Home Automated Approach for Malware Collection and Analysis

Automated Approach for Malware Collection and Analysis


For the last couple of weeks, I have been poking around with a remarkable open-source project called MWDB-Core, short for Malware Database Core. The beauty of this project is its simplicity!
It was developed in flask; therefore, you can expect it to be API-enabled! It also supports the Karton engine, allowing for analysis automation, integration to other projects, and more. While the project is still in constant development, I find it fully featured and has immense potential for growth.
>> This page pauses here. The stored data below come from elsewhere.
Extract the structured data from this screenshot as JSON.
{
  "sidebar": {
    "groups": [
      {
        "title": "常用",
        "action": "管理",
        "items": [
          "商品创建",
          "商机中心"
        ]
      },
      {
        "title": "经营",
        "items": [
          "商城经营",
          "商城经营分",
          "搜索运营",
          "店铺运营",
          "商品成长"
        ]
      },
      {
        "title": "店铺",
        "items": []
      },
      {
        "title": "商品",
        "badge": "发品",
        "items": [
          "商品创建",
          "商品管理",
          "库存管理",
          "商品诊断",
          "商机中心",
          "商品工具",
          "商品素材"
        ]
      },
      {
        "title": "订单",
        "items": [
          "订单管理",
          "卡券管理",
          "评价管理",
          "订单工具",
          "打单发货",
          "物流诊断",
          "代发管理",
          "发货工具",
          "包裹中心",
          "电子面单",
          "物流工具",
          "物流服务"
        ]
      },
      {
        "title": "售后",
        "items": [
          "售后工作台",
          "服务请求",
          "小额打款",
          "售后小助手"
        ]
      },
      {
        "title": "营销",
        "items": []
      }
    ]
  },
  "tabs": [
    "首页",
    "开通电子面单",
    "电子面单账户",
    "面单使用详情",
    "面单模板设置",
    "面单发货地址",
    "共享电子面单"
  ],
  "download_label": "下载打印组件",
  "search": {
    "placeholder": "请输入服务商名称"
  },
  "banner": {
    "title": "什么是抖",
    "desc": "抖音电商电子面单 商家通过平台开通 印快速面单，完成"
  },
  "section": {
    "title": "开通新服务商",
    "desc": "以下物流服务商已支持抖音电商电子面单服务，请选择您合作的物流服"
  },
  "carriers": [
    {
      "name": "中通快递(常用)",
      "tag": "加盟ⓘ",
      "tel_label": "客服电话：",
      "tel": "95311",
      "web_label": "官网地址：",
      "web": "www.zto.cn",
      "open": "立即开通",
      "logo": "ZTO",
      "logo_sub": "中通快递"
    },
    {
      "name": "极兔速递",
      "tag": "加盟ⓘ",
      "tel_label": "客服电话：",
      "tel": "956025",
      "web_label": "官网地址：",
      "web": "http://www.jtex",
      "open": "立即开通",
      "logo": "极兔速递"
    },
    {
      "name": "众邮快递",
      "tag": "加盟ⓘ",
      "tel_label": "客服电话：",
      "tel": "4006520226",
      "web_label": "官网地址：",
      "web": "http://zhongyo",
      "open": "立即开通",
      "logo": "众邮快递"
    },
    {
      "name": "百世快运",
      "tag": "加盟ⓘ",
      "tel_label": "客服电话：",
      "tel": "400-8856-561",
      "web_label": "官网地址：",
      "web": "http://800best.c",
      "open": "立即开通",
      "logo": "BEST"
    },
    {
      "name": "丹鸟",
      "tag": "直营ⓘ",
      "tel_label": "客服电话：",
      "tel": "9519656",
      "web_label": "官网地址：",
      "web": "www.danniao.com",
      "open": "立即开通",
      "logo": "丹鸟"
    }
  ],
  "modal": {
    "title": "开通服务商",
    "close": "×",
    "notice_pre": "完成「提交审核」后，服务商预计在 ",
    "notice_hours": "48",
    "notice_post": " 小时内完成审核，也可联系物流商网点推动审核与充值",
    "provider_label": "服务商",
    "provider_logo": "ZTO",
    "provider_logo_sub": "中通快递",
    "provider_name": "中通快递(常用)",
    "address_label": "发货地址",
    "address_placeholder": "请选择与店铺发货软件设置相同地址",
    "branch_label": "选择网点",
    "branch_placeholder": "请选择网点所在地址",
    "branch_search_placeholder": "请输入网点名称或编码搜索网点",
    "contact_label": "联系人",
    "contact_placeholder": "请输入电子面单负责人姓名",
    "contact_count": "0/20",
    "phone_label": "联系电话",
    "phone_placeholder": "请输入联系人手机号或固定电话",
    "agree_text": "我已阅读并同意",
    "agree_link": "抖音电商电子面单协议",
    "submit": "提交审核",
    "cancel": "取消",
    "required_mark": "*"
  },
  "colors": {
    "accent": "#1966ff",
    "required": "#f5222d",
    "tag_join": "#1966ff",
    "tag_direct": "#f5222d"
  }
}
Hence, this blog ;)

Enter TheZoo

TheZoo is a customizable version of MWDB-Core with other plugins that will make a life of a Malware, CTI, Incident responder analyst less difficult. ):
With that said, let’s get technical!
As shown in the screenshot below, TheZoo contains 13 docker containers so far, starting from core and going to plugins:


To make it even more digestible, I have created a topology detailing TheZoo architecture. 2

1- MWDB-Core: This is the core engine for the project, it contains all the API/Underlying working of the projects.
2- MWDB-Web: This is the web GUI for the project.
3- Redis: This is an in-memory data store used by Karton engine
4- Postgres: This is an the database that contain the sample, users, relationships between files, basically all the database of the project with the exception of the samples files
5- Minio: This is an open-source version of AWS S3 service. It store files as objects. This highly recommended for scalability reason rather than storing the files locally on the filesystem.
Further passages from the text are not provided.